Extended Validation (EV) SSL Certificates:  where the Certification Authority checks the right of the applicant to use a specific domain name PLUS it conducts a THOROUGH vetting of the organisation.   The issuance process of EV Certificates is strictly defined in the EV Guidelines, as formally ratified by the CA/Browser forum in 2007, that specify all the steps required for a Certification Authority (CA) before issuing a certificate, and includes:

• Verifying the legal, physical and operational existence of the entity
• Verifying that the identity of the entity matches official records
• Verifying that the entity has exclusive right to use the domain specified in the EV Certificate
• Verifying that the entity has properly authorized the issuance of the EV Certificate

EV Certificates are available for all types of businesses, including government entities and both incorporated and unincorporated businesses. A second set of guidelines, the EV Audit Guidelines, specify the criteria under which a CA needs to be successfully audited before issuing EV Certificates. The audits are repeated yearly to ensure the integrity of the issuance process.

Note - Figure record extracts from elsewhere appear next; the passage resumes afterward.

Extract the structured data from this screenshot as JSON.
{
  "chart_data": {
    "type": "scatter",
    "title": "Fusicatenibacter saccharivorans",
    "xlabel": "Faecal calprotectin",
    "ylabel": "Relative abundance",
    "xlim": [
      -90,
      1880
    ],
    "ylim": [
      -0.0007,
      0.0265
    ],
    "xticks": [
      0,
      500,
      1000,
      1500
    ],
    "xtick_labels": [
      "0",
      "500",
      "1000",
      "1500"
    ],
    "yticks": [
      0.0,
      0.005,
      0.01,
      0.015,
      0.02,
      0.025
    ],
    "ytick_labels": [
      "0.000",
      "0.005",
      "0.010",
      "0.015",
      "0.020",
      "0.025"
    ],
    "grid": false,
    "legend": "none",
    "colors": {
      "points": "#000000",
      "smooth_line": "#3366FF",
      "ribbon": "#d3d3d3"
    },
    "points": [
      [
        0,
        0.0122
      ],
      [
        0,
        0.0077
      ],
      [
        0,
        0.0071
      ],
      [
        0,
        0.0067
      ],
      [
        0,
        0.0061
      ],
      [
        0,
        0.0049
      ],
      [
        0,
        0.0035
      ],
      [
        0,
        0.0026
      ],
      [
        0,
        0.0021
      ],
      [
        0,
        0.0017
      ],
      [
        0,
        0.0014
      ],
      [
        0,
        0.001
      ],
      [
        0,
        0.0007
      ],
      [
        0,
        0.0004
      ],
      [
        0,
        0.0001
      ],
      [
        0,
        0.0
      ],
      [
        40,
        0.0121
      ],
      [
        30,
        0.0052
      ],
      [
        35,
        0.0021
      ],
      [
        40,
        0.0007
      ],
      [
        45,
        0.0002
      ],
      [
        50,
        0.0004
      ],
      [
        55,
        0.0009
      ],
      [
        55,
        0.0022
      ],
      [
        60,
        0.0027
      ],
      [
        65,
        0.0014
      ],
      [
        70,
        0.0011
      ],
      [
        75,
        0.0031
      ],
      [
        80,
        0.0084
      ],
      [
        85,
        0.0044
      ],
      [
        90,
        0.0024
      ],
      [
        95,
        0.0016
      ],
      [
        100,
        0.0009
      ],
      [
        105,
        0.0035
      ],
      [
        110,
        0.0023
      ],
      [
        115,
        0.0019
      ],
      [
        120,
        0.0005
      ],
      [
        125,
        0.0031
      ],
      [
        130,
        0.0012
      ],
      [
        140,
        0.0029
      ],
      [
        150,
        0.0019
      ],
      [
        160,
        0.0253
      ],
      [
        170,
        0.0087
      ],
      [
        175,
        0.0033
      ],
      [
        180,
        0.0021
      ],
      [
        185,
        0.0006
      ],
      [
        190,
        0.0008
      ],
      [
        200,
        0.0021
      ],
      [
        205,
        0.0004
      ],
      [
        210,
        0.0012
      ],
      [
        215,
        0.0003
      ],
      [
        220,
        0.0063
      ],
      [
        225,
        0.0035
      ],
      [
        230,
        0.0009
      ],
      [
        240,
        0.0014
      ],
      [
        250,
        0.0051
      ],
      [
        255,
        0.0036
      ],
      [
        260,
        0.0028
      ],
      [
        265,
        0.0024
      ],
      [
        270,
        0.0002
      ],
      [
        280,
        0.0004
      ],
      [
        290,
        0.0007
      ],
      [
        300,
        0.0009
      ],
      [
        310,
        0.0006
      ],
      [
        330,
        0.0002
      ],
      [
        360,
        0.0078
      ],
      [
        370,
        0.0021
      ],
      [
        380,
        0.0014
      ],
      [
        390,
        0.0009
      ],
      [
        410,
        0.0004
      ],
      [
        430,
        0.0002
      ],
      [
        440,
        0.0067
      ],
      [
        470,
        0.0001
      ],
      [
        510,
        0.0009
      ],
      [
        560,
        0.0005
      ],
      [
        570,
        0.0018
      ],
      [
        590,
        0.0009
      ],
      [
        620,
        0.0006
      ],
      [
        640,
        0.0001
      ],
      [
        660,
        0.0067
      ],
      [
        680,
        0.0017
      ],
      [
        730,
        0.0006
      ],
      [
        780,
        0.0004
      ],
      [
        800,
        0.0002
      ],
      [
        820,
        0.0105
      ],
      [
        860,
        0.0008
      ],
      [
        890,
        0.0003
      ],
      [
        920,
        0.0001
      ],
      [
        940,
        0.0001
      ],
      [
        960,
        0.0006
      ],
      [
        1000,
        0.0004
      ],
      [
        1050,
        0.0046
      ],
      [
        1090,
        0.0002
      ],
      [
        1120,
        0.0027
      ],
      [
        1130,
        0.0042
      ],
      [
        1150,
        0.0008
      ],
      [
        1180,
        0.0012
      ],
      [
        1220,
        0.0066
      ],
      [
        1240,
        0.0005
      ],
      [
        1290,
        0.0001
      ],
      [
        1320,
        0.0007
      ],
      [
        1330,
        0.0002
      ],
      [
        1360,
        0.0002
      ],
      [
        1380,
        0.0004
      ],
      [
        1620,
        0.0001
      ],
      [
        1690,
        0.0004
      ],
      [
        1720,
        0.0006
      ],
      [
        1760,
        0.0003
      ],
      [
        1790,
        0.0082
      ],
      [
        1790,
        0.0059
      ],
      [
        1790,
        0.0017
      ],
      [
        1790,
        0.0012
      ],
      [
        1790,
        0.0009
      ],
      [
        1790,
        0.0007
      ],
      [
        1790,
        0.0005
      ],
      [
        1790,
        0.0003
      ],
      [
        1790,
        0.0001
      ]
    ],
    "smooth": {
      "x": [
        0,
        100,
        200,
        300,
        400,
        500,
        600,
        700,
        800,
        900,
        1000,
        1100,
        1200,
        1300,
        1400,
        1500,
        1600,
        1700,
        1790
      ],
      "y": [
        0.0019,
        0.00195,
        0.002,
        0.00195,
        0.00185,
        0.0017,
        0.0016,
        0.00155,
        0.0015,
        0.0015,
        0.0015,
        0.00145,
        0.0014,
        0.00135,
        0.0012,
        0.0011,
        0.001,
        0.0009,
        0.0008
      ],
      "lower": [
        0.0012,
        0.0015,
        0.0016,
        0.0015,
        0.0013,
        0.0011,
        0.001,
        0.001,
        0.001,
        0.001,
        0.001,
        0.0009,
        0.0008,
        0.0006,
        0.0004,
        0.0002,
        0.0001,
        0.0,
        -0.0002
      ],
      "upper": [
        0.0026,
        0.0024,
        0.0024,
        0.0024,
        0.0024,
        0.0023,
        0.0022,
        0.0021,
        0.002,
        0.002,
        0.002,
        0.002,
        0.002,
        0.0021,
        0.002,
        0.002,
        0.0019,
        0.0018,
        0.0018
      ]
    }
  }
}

The Certificate application process itself is more thorough and the validation criteria more rigorous for EV certification, whose applicants, at least initially, are limited to certain types of business entities and government agencies. Among the new features of EV SSL Certificates is the color-coding of the Web browser's address bar to signal secure connections. The browser navigation window turns green to indicate an authentically validated site with an Extended Validation SSL Certificate, full website security, and encryption in place, and turns red when it encounters a known phishing or otherwise untrustworthy site.

At present, all businesses should consider trying to upgrade to EV SSL Certificates, assuming that they meet the validation requirements, since the EV SSL Certificate offers the greatest level of website security on the SSL Certificate market today.